Todos los entuertos que los políticos y funcionarios no puedan o, por razones de costo político, no quieran enderezar, pueden tirárselo al TC para que los resuelva.
En efecto, la decisión del TC será la voz de la justicia en el más alto nivel. Su sentencia tendrá que ser respetada por todos. Sienta un precedente irrevocable y es el cierre del sistema jurídico. Hasta las voluntades imperiales deben pisar fino, para no dañar su imagen, cuando se oponen a una decisión del TC. Se cuidan de no lucir como violadores de la justicia.
Una prueba al canto: La sentencia TC/0315/15, del 25 de septiembre de 2015, que, con el control preventivo de los tratados, declaró no conforme con la Constitución el “Acuerdo sobre Estatus del Personal de los Estados Unidos en la República Dominicana”, suscrito el 20 de enero de 2015.

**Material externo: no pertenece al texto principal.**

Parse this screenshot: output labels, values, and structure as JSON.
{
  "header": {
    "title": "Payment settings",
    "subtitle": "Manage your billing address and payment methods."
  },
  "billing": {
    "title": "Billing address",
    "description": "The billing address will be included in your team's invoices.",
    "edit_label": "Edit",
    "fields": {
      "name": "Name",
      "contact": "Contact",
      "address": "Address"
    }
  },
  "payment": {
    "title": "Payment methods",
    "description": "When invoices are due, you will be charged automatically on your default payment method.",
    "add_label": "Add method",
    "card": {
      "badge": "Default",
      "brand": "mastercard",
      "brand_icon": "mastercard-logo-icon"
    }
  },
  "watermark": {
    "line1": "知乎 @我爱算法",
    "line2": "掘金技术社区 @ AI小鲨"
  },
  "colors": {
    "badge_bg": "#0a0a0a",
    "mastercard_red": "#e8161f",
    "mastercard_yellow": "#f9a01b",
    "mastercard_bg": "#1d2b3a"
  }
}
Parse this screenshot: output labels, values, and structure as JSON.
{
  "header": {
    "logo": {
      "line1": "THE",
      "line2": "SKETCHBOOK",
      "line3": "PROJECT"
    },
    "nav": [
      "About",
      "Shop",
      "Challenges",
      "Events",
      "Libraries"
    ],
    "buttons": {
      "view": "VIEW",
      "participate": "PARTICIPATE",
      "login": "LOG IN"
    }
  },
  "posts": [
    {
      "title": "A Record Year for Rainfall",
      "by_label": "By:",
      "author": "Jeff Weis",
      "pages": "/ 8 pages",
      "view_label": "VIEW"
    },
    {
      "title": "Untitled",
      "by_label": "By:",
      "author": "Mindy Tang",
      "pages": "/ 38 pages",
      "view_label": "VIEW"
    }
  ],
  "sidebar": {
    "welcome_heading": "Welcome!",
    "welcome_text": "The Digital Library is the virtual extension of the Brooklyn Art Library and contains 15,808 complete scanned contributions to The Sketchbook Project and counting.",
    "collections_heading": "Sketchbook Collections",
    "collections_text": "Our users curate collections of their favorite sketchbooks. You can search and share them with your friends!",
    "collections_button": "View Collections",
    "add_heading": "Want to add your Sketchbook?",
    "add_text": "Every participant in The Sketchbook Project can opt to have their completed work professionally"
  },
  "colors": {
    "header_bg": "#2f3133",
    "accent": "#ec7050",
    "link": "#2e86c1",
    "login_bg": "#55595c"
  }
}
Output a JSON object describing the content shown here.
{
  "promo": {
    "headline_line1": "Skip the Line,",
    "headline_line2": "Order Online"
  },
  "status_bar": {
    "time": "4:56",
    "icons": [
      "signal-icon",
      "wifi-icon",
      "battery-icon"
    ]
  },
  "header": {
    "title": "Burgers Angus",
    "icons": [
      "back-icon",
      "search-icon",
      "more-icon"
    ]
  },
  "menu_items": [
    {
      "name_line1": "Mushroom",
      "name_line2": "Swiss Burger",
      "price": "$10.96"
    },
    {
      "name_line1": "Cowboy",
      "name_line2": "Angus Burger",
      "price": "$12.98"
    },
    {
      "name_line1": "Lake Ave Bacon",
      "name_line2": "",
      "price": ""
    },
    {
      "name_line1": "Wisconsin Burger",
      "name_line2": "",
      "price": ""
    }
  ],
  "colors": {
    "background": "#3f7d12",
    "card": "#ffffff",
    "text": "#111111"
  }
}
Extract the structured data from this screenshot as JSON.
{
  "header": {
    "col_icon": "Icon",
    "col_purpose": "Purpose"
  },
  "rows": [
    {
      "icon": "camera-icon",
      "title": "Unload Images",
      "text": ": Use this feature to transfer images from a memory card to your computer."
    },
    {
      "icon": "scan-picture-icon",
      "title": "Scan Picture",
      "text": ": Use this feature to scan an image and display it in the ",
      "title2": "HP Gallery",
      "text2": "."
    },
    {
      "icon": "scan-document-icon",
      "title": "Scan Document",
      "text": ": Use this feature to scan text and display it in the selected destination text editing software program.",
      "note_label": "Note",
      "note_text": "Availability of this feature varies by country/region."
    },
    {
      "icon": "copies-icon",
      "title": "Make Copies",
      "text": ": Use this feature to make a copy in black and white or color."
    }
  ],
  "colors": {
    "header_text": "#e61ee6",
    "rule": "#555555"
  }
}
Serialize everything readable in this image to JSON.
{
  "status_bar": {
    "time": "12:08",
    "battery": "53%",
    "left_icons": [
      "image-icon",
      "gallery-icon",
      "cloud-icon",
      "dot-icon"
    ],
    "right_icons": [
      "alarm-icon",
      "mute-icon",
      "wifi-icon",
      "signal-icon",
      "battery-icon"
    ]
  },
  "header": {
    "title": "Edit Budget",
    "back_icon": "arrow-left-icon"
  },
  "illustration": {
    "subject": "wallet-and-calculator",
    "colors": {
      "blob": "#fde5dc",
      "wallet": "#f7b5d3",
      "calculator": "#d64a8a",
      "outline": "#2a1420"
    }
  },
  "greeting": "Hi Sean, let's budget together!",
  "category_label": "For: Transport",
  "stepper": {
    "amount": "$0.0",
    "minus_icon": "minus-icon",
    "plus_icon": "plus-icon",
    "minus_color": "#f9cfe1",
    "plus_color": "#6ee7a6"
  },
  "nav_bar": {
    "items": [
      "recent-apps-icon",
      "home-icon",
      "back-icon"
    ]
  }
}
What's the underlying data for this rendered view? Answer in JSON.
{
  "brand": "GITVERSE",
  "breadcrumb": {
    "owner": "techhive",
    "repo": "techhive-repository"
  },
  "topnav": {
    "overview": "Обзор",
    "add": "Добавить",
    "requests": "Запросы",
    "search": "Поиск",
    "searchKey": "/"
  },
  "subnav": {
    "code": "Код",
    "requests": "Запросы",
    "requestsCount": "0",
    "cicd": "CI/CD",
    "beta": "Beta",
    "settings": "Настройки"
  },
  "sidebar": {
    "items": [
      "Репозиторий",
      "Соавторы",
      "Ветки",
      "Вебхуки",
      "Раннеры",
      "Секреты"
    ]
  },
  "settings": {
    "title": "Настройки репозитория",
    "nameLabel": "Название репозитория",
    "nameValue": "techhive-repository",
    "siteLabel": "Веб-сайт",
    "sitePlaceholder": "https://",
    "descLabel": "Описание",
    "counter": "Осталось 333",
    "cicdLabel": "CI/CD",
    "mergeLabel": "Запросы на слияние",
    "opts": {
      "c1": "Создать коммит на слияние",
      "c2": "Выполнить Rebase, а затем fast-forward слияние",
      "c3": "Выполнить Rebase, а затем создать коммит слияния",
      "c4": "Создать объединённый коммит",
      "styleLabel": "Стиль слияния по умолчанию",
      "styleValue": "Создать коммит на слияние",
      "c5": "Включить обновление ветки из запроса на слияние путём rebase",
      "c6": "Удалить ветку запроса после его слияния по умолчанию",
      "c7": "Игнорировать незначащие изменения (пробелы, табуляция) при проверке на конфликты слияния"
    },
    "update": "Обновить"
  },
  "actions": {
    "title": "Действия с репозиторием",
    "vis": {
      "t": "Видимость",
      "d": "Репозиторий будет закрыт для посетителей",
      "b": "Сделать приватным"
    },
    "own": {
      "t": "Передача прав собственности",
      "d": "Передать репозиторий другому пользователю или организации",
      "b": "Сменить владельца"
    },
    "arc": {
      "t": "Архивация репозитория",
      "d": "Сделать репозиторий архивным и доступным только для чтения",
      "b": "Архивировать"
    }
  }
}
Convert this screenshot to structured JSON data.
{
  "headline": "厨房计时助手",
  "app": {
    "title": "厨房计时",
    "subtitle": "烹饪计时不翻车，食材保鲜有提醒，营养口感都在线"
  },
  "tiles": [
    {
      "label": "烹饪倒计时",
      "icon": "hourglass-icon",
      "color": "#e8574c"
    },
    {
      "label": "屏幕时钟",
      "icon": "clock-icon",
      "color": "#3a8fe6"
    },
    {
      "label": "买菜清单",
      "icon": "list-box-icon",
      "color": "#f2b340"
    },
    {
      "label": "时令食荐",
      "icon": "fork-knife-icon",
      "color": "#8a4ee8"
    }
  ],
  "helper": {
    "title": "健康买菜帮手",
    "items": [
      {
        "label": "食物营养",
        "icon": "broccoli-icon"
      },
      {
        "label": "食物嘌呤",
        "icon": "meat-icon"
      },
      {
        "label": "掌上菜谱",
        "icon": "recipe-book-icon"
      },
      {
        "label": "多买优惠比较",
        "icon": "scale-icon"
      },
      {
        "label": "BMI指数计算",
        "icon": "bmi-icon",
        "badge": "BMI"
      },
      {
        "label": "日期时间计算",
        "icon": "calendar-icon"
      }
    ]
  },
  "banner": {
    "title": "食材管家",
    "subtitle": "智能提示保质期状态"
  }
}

Si el TC aprobaba ese tratado, los estadounidenses podrían ingresar al país individual o colectivamente, civiles y militares, con simples documentos de su Departamento de Defensa; portar uniformes, armas, vehículos, equipos de comunicaciones; usar nuestro espectro radio eléctrico, movilizarse en el territorio nacional, sin responsabilidad frente a nuestros tribunales; libres de chequeos o revisión, sin cargas impositivas, por tiempo indefinido y sin reciprocidad, entre otros derechos.
De aprobarse ese “Acuerdo”, para EUA sería mejor que comprar la bahía de Samaná a un nuevo Buenaventura Báez o que la Anexión a España de Santana o que la invasión del 1965 o que la Enmienda Platt en Cuba. Y ante la decisión del TC, guardaron silencio.
El sistema concentrado puede ser activado por el presidente de la República, por una tercera parte de los miembros del Senado o de la Cámara de Diputados o por cualquier persona con interés legítimo y jurídicamente protegido.
Interés legítimo y jurídicamente protegido, para algunos jueces del TC, es que el accionante sea perjudicado personalmente por la ley, decreto, reglamento, resolución u ordenanza impugnada. Para nosotros, todos los ciudadanos tienen esa legitimación activa, por su sola calidad de ciudadanos, frente a cualquier norma que vulnere la Carta Magna, debido a que subvierte el orden constitucional, atenta contra la seguridad jurídica, la institucionalidad, la paz social y el sistema democrático en que tiene derecho a vivir.
El TC se apodera con una instancia motivada, en hechos y derecho. Expresará con claridad en qué aspecto la norma impugnada viola la Constitución y portará las pruebas que tenga.